Indeed, one of the most exciting twists in episode one of The Crimson Field was a missing fruit cake, brought from home by one of the nurses and stolen by Sister Margaret Quayle (Kerry Fox). I didn’t recognise the marvellous Fox, in that sister’s uniform, from her Shallow Grave days, although as the credits rolled, Quayle revealed the purloined cake with a dark glee very similar to when she surveyed Keith Allen’s penis in the 1994 Danny Boyle classic. Here, we were supposed to think, was one bad bitch. A woman capable of great deceit. But, let’s face it, it was only a cake and, meanwhile, men in the midst of twitching nervous meltdowns, who had watched their entire platoon be blown to smithereens, were being shouted into uniforms and sent back to battle, so in the grand scheme of things, I didn’t truly care about cake-gate.
Still, The Crimson Field has much to jolly along a Sunday night. We have handsome caddish surgeons – Captain Miles Hesketh-Thorne and Captain Thomas Gillan – who are hellbent on shagging the nurses. We have a furious matron determined to protect the nurses and the sanctity of the field hospital by banning makeup, scent and fraternising. Let’s call her Matron Cockblock. We have Colonel Utterly-Unreasonable who keeps appearing and shouting, “I don’t care if he’s only got one leg, get him back to the front and let him punch people sitting down instead!” (I’m paraphrasing).
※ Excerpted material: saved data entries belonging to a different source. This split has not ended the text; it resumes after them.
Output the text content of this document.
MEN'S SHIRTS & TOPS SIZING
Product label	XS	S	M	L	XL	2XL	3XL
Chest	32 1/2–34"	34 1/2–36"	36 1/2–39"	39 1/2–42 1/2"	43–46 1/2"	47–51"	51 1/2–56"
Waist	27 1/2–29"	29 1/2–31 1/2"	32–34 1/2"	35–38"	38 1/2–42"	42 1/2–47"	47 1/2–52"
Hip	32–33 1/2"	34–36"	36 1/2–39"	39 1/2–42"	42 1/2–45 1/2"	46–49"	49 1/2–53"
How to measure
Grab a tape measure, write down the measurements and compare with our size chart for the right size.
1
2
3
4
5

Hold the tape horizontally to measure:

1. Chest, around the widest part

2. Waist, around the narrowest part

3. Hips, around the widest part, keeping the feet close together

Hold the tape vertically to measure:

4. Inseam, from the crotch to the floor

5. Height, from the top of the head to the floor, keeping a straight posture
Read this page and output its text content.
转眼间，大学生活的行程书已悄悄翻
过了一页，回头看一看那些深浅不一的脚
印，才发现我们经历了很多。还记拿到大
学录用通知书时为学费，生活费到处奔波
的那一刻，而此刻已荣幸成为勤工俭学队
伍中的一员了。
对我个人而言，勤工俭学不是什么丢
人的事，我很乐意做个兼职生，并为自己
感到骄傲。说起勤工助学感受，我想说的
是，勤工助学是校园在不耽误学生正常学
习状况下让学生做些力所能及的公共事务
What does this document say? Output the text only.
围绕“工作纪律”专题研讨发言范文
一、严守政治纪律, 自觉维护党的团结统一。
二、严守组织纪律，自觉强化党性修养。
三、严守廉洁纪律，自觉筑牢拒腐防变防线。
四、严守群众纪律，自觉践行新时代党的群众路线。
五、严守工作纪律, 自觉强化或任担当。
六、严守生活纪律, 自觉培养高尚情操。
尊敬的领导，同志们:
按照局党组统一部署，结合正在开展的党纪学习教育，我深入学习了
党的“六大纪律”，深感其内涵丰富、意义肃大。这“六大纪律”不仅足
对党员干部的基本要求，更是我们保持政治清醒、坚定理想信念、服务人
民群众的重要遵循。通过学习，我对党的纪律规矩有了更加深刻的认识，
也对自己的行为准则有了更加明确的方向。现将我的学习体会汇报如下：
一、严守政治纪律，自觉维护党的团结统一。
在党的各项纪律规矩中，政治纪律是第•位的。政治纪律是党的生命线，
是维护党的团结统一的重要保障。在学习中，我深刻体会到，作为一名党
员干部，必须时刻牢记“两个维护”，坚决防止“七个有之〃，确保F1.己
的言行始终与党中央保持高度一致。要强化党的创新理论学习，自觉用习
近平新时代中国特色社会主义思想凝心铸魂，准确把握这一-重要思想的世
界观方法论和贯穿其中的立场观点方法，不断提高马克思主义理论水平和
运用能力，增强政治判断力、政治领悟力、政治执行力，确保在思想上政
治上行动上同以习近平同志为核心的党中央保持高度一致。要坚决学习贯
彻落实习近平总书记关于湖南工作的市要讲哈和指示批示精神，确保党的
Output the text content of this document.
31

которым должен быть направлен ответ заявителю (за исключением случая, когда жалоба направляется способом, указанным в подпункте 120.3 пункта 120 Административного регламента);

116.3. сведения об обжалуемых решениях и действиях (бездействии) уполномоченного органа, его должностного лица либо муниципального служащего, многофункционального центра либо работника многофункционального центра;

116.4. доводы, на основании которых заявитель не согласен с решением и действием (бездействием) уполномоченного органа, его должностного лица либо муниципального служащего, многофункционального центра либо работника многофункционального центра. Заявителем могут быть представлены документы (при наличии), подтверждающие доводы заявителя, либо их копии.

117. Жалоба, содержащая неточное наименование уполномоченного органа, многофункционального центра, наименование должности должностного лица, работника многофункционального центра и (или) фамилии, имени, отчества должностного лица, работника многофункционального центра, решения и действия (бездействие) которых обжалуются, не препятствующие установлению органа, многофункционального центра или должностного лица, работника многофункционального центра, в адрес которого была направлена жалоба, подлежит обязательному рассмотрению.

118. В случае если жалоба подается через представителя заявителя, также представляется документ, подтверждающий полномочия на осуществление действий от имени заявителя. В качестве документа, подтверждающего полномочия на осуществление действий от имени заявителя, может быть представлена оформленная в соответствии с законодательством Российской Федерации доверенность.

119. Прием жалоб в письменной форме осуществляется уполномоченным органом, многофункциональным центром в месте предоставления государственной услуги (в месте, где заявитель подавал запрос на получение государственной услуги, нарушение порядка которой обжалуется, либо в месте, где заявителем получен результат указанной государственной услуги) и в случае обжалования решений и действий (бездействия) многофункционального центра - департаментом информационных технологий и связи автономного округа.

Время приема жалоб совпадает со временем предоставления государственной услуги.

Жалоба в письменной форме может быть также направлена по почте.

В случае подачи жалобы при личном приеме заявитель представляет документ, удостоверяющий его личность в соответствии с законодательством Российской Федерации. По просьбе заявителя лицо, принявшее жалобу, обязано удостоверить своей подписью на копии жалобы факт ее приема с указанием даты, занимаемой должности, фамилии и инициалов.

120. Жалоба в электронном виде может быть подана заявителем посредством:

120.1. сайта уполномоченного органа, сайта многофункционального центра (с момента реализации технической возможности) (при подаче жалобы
There’s Suranne Jones’s secret soldier boyfriend and the fact Oona King’s character has already been fired and sent home on the Blighty Convoy once in episode one, but because of her skills at soothing the almost-dead is on a final chance. At present, the other two volunteer nurses, Rosalie Berwick and Flora Marshall, are almost interchangeable as nice, out-of-their-depth posh English gals whom the sister hates on sight as she wanted proper nurses not ageing, bored singletons who are fleeing their families in a bygone-times “gap year” arrangement.
The Crimson Field could easily snatch a large swathe of the Downton Abbey audience, largely because it is silly. It can never be as silly as series two of Downton where quality control slipped suddenly and the house suddenly converted into a convalescent home – a storyline I still get quite hysterical just thinking about. War, what is it good for, absolutely nothing; although in this case, it cheers up an otherwise dull Sunday night.